36
As Hermes cleared plates from the dinner table, Sigmund passed Amelia a folded sheet of paper. The note within read, Come with me. I’ll explain outside. He had found sensors hidden in his house; it did not take much imagination to predict his children’s houses were also bugged.
“I need to walk off dinner,” Sigmund announced.
“Mind if I join you?” Amelia asked, tucking the note into a pocket.
“Of course not.” Sigmund gestured at a window. Between flashes of lightning, the evening was pitch-black. Rain streamed in torrents down the plasteel. “There’s much to be said for living in the desert.”
Amelia took the hint. “Hon? We’re going to walk around near Sigmund’s place before dessert.”
“Um-hmm,” came the grunt from the kitchen.

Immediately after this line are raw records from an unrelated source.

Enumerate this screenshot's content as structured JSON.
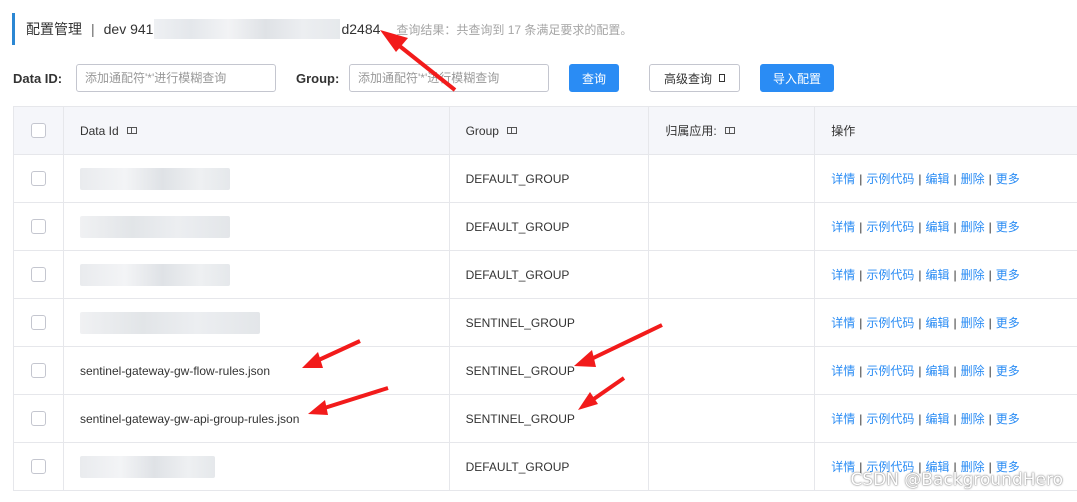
{
  "header": {
    "title": "配置管理",
    "separator": "|",
    "namespace_prefix": "dev  941",
    "namespace_suffix": "d2484",
    "result": "查询结果：共查询到 17 条满足要求的配置。"
  },
  "search": {
    "dataid_label": "Data ID:",
    "dataid_placeholder": "添加通配符'*'进行模糊查询",
    "group_label": "Group:",
    "group_placeholder": "添加通配符'*'进行模糊查询",
    "query_button": "查询",
    "advanced_button": "高级查询",
    "import_button": "导入配置"
  },
  "table": {
    "columns": [
      "Data Id",
      "Group",
      "归属应用:",
      "操作"
    ],
    "rows": [
      {
        "data_id": "",
        "group": "DEFAULT_GROUP",
        "app": ""
      },
      {
        "data_id": "",
        "group": "DEFAULT_GROUP",
        "app": ""
      },
      {
        "data_id": "",
        "group": "DEFAULT_GROUP",
        "app": ""
      },
      {
        "data_id": "",
        "group": "SENTINEL_GROUP",
        "app": ""
      },
      {
        "data_id": "sentinel-gateway-gw-flow-rules.json",
        "group": "SENTINEL_GROUP",
        "app": ""
      },
      {
        "data_id": "sentinel-gateway-gw-api-group-rules.json",
        "group": "SENTINEL_GROUP",
        "app": ""
      },
      {
        "data_id": "",
        "group": "DEFAULT_GROUP",
        "app": ""
      }
    ],
    "actions": [
      "详情",
      "示例代码",
      "编辑",
      "删除",
      "更多"
    ],
    "action_separator": "|"
  },
  "watermark": "CSDN @BackgroundHero",
  "colors": {
    "accent": "#2a8cf4",
    "header_bar": "#2b87d3",
    "annotation_arrow": "#f21b1b"
  }
}
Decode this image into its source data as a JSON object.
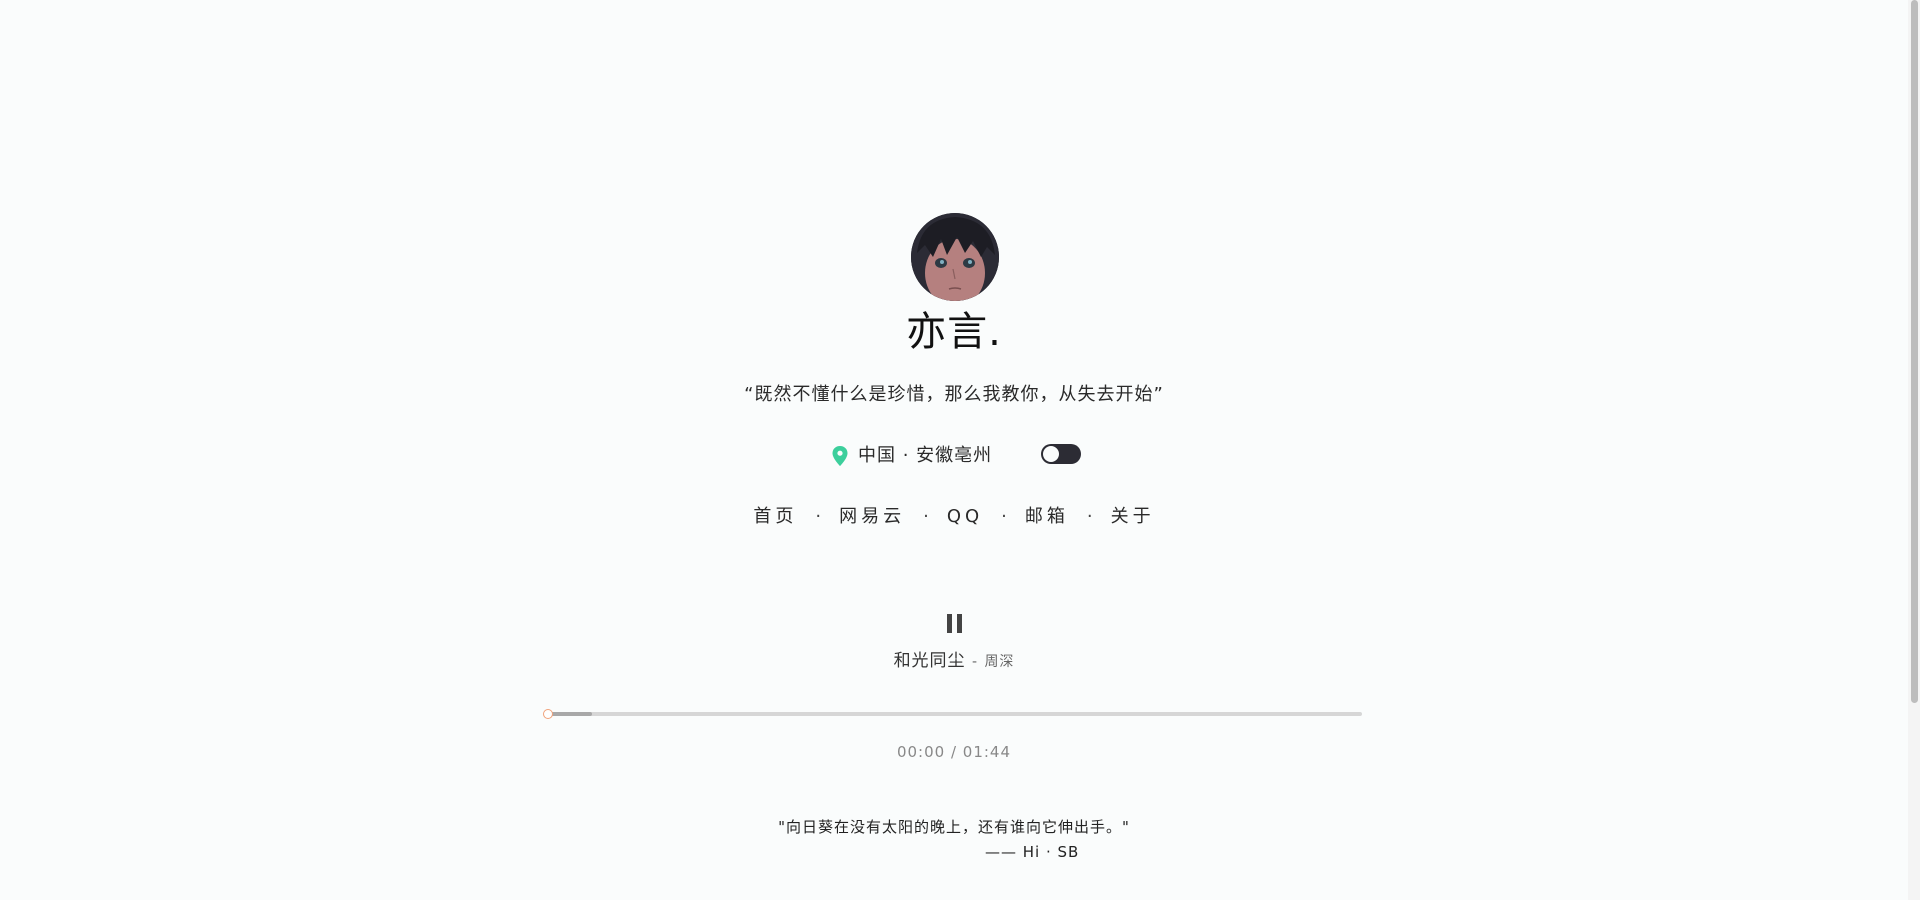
{
  "profile": {
    "name": "亦言.",
    "motto": "“既然不懂什么是珍惜，那么我教你，从失去开始”",
    "location": "中国 · 安徽亳州",
    "avatar_icon": "anime-avatar"
  },
  "nav": {
    "items": [
      {
        "label": "首页"
      },
      {
        "label": "网易云"
      },
      {
        "label": "QQ"
      },
      {
        "label": "邮箱"
      },
      {
        "label": "关于"
      }
    ],
    "separator": "·"
  },
  "player": {
    "state": "playing",
    "song_title": "和光同尘",
    "separator": "-",
    "artist": "周深",
    "time_text": "00:00 / 01:44",
    "played_fraction": 0.0,
    "buffered_fraction": 0.055
  },
  "quote": {
    "text": "\"向日葵在没有太阳的晚上，还有谁向它伸出手。\"",
    "author": "—— Hi · SB"
  },
  "colors": {
    "background": "#fafcfc",
    "pin": "#3ccf9c",
    "toggle": "#2c2c34",
    "progress_dot": "#f0a27a"
  }
}
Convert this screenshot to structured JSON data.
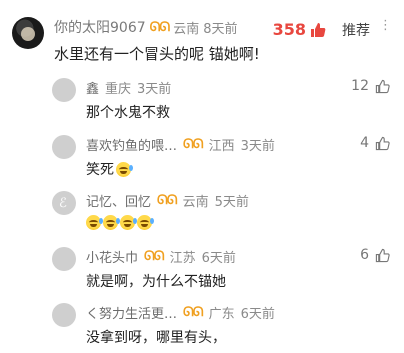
{
  "main_comment": {
    "username": "你的太阳9067",
    "location": "云南",
    "time": "8天前",
    "likes": "358",
    "recommend_label": "推荐",
    "text": "水里还有一个冒头的呢 锚她啊!"
  },
  "replies": [
    {
      "username": "鑫",
      "location": "重庆",
      "time": "3天前",
      "likes": "12",
      "text": "那个水鬼不救",
      "emojis": 0
    },
    {
      "username": "喜欢钓鱼的喂…",
      "location": "江西",
      "time": "3天前",
      "likes": "4",
      "text": "笑死",
      "emojis": 1
    },
    {
      "username": "记忆、回忆",
      "location": "云南",
      "time": "5天前",
      "likes": "",
      "text": "",
      "emojis": 4
    },
    {
      "username": "小花头巾",
      "location": "江苏",
      "time": "6天前",
      "likes": "6",
      "text": "就是啊，为什么不锚她",
      "emojis": 0
    },
    {
      "username": "く努力生活更…",
      "location": "广东",
      "time": "6天前",
      "likes": "",
      "text": "没拿到呀，哪里有头，",
      "emojis": 0
    }
  ],
  "icons": {
    "vip": "vip-badge-icon",
    "thumb": "thumb-up-icon",
    "emoji": "laughing-tears-emoji"
  },
  "colors": {
    "like_red": "#e8473f",
    "vip_gold": "#f0a020"
  }
}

One by one, they flicked to Sigmund’s patio. He went first, to shake his head, No, don’t ask, when Amelia appeared.
Here the suns had yet to set. Sigmund stalked off into the desert, griping to the bugs in the house—about the price of deuterium, about his bad knee, about anything—trusting Amelia to follow. They descended into a twisty arroyo. At the second gnarled juniper, they were out of line of sight of his house, out of range—almost certainly—of the bugs there. “Okay, it’s safe here to talk.”

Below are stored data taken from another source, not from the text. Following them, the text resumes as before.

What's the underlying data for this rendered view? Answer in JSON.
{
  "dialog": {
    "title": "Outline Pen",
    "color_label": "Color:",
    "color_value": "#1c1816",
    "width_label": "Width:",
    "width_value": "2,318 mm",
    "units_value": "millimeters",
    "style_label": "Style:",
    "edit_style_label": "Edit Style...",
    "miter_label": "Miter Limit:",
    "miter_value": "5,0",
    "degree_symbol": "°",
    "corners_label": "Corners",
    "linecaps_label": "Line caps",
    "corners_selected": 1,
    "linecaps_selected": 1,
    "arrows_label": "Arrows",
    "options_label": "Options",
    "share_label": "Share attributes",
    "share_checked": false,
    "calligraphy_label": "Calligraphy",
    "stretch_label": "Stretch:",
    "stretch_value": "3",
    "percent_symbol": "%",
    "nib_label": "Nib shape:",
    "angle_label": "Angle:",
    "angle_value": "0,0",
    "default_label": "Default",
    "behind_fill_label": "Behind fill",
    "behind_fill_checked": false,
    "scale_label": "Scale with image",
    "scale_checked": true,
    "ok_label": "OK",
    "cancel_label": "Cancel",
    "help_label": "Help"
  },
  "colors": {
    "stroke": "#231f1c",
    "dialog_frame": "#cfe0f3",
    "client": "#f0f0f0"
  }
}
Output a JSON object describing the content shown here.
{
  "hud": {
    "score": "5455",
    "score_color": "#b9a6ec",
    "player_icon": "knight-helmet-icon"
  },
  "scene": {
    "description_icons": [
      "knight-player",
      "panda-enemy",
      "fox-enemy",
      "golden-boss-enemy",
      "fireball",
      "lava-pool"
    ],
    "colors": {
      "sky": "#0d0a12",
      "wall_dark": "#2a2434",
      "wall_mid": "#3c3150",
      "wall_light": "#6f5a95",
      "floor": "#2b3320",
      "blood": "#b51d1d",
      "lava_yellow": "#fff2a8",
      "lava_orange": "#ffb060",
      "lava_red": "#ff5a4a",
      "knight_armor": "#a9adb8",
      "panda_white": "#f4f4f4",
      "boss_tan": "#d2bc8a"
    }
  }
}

“Is this about Julia?” Amelia asked anxiously. “Is my daughter all right?”
“As far as I know, Julia is fine. I intend to keep her that way.”
“You’re not supposed to be telling me, obviously.” Amelia rested a hand on his arm. “Thanks, Sigmund. But what do you mean about keeping her that way? And where is she?”

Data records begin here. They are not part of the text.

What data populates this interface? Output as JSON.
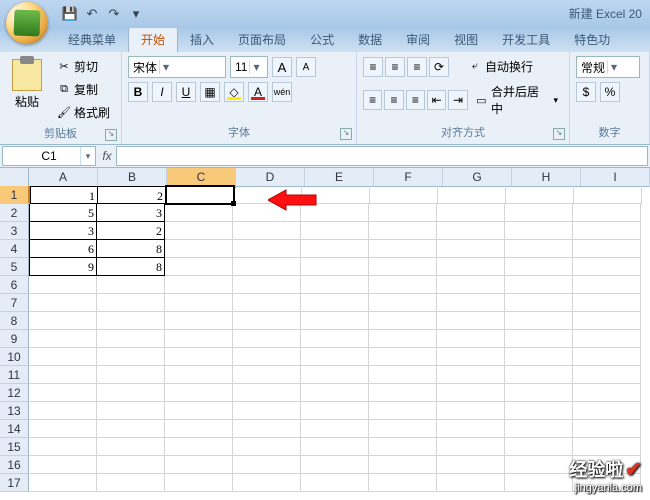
{
  "window": {
    "title": "新建 Excel 20"
  },
  "qat_icons": [
    "save-icon",
    "undo-icon",
    "redo-icon",
    "qat-more-icon"
  ],
  "tabs": [
    {
      "label": "经典菜单",
      "active": false
    },
    {
      "label": "开始",
      "active": true
    },
    {
      "label": "插入",
      "active": false
    },
    {
      "label": "页面布局",
      "active": false
    },
    {
      "label": "公式",
      "active": false
    },
    {
      "label": "数据",
      "active": false
    },
    {
      "label": "审阅",
      "active": false
    },
    {
      "label": "视图",
      "active": false
    },
    {
      "label": "开发工具",
      "active": false
    },
    {
      "label": "特色功",
      "active": false
    }
  ],
  "ribbon": {
    "clipboard": {
      "title": "剪贴板",
      "paste": "粘贴",
      "cut": "剪切",
      "copy": "复制",
      "format_painter": "格式刷"
    },
    "font": {
      "title": "字体",
      "name": "宋体",
      "size": "11"
    },
    "alignment": {
      "title": "对齐方式",
      "wrap": "自动换行",
      "merge": "合并后居中"
    },
    "number": {
      "title": "数字",
      "format": "常规",
      "percent": "%"
    }
  },
  "namebox": "C1",
  "formula": "",
  "columns": [
    "A",
    "B",
    "C",
    "D",
    "E",
    "F",
    "G",
    "H",
    "I"
  ],
  "rows": [
    "1",
    "2",
    "3",
    "4",
    "5",
    "6",
    "7",
    "8",
    "9",
    "10",
    "11",
    "12",
    "13",
    "14",
    "15",
    "16",
    "17"
  ],
  "active_cell": {
    "row": 0,
    "col": 2
  },
  "data": [
    [
      "1",
      "2",
      "",
      "",
      "",
      "",
      "",
      "",
      ""
    ],
    [
      "5",
      "3",
      "",
      "",
      "",
      "",
      "",
      "",
      ""
    ],
    [
      "3",
      "2",
      "",
      "",
      "",
      "",
      "",
      "",
      ""
    ],
    [
      "6",
      "8",
      "",
      "",
      "",
      "",
      "",
      "",
      ""
    ],
    [
      "9",
      "8",
      "",
      "",
      "",
      "",
      "",
      "",
      ""
    ]
  ],
  "bordered_region": {
    "rows": [
      0,
      4
    ],
    "cols": [
      0,
      1
    ]
  },
  "watermark": {
    "top": "经验啦",
    "bottom": "jingyanla.com"
  }
}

He sat on the hard-packed sand. After a brief hesitation, she settled beside him.
“The least of the matter is that I’m about to disclose classified material. I’ve smuggled spy gear into government buildings and recorded meetings illegally.”
“You’re scaring me, Sigmund. Just tell me. Please?”
He did. About Julia taking Endurance farther than any New Terran ship had gone in generations. About the Ringworld and the war fleets there watching. About contact made with Earth ships. About the theft of Endurance and, as sad as it made him, Alice’s death. About Koala’s coming visit and the strict ban on releasing any of this to the public.
“And you recorded all this?”
“Much of it.”
“I’ve pleaded for weeks for information about Julia. So why open up now? And why just me? Hermes deserves to know about our daughter, too.”
“Because what I’ve done is illegal.” Sigmund took a deep breath. “But not nearly as illegal as the things I fear—or as the help I need from you.”
* * *
THE COLOR/PATTERN/TEXTURE PARAMETERS of spaceport worker uniforms were not as counterfeit-resistant as the Defense Ministry’s holographic badges, but the watered appearance of the moiré “fabric” far exceeded Sigmund’s artistic skills. Rather than risk hacking for the uniform software, Sigmund had taken pictures from a distance. Jeeves turned the deconstructed images into downloads for Sigmund’s generic programmable jumpsuit.
“Is this close?” Sigmund asked. His faux mechanic’s uniform was a streaky, muddy orange. He thought he looked like a mutant pumpkin.
Amelia looked him up and down. “You’ll pass from a distance. That’s as close as you’ll get to a ship without a valid ID.”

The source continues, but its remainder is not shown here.